私が憂えるのは、みなさん三人をフィリピンに追放することに賛成する意見の中には、ほとんどいじめ、嫌がらせ、国籍差別のようなものが目立つことも事実だということです。いじめ、嫌がらせ、国籍差別のような考えを述べる人と比べたらもちろんのこと、みなさん三人をフィリピンに追放することに良心的に(?)賛成している人と比べても、今のみなさん三人は十分に立派な生活をしていると思います。

 「みなさん三人をフィリピンに追放することに良心的に(?)賛成している人と比べても、今のみなさん三人は十分に立派な生活をしていると思います」というのは、どういう意味なのだろう?「ストレートな排外主義を唱える、社会の底辺にいるような日本人と比べたら、カルデロン一家の方がよほど「日本人」らしい豊かな生活をしています」とでも言いたいのだろうか?そうだとしたら、もう救いようがないと思う。

 朝日や毎日が一家の在留を求める社説を出したのは、これらの新聞が他紙と比べてリベラル・左派的だからではなく、むしろ、一家を支えようとする日本のリベラル・左派がナショナリズムに適合的になってきているからだろう。実際、朝日の社説には「・・・彼女は日本で生まれ育ち、日本語しか分からない。「母国は日本。家族とも友だちとも離れたくない」という・・・彼女の望みをかなえることが、日本社会に不利益を及ぼすとは思えない・・・社会の一員として認めるべき外国人は速やかに救済する。
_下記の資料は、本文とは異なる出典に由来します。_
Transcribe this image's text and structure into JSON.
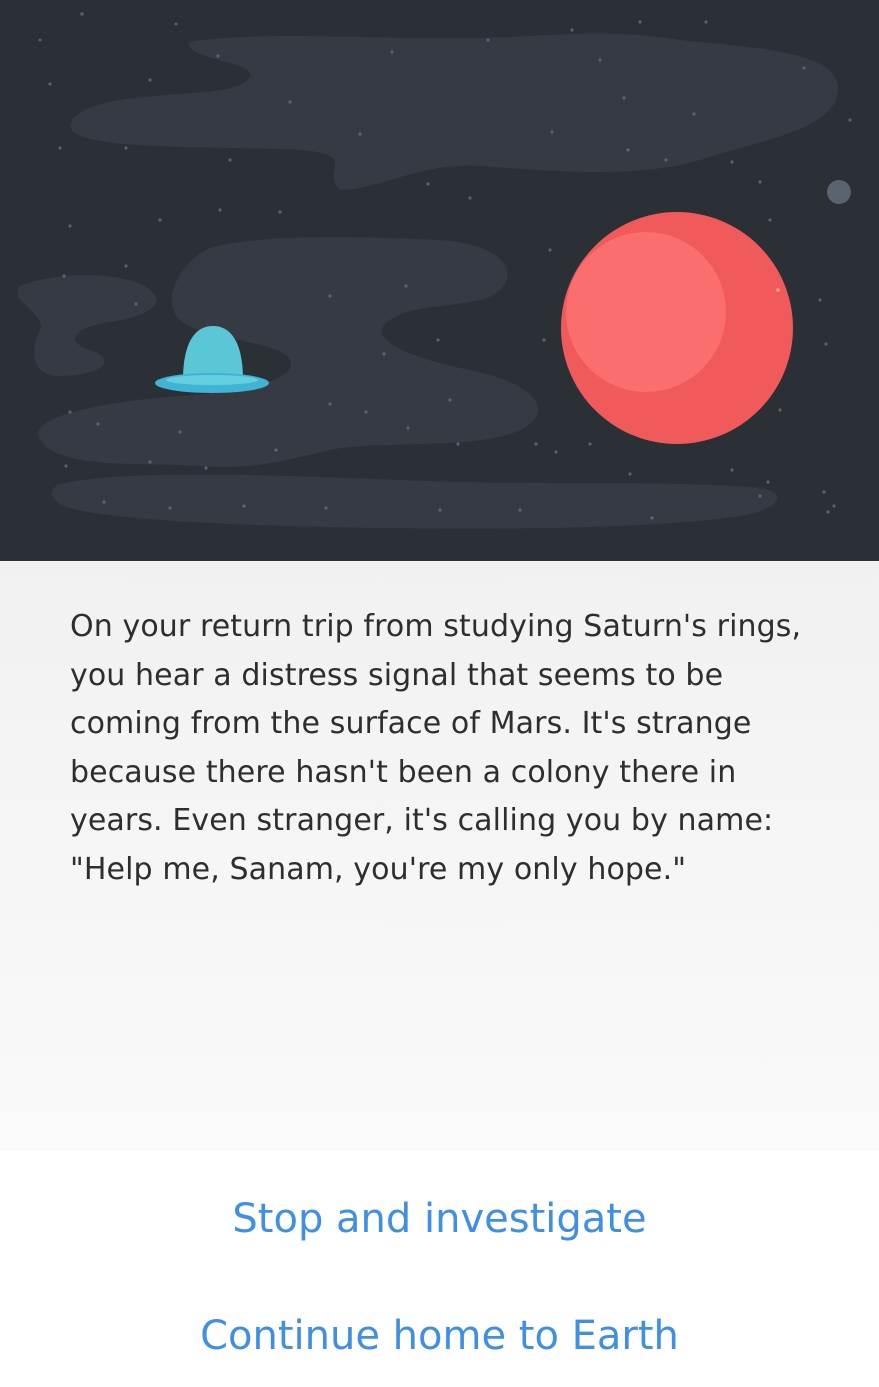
{
  "story": {
    "lines": [
      "On your return trip from studying Saturn's rings,",
      "you hear a distress signal that seems to be",
      "coming from the surface of Mars. It's strange",
      "because there hasn't been a colony there in",
      "years. Even stranger, it's calling you by name:",
      "\"Help me, Sanam, you're my only hope.\""
    ]
  },
  "choices": {
    "investigate": "Stop and investigate",
    "continue_home": "Continue home to Earth"
  },
  "colors": {
    "sky": "#2b2f36",
    "nebula": "#383d46",
    "planet": "#f15a5a",
    "planet_highlight": "#fa6e6e",
    "ufo_dome": "#5bc7d6",
    "ufo_disc": "#3fb4d4",
    "choice_text": "#3f8fe4"
  },
  "icons": {
    "ufo": "ufo-icon",
    "planet": "mars-planet-icon",
    "moon": "small-moon-icon"
  }
}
そんな審査システムをつくることが検討されていい」(2009.03.12 朝日新聞 社説)とある。

 カルデロン一家への支援がナショナリズムや「国益」の論理を内面化しているなら、長女ほどには「日本人」的になりえない両親に対して、在留を許可するか強制送還するかを法相が自らの裁量(要するにナショナリズムや「国益」の論理)で決めることについて、本質的な異議申し立てをすることなどできない。カルデロン一家への支援と処分をつなぐものを、今からでも私たちは問い続けなければならない。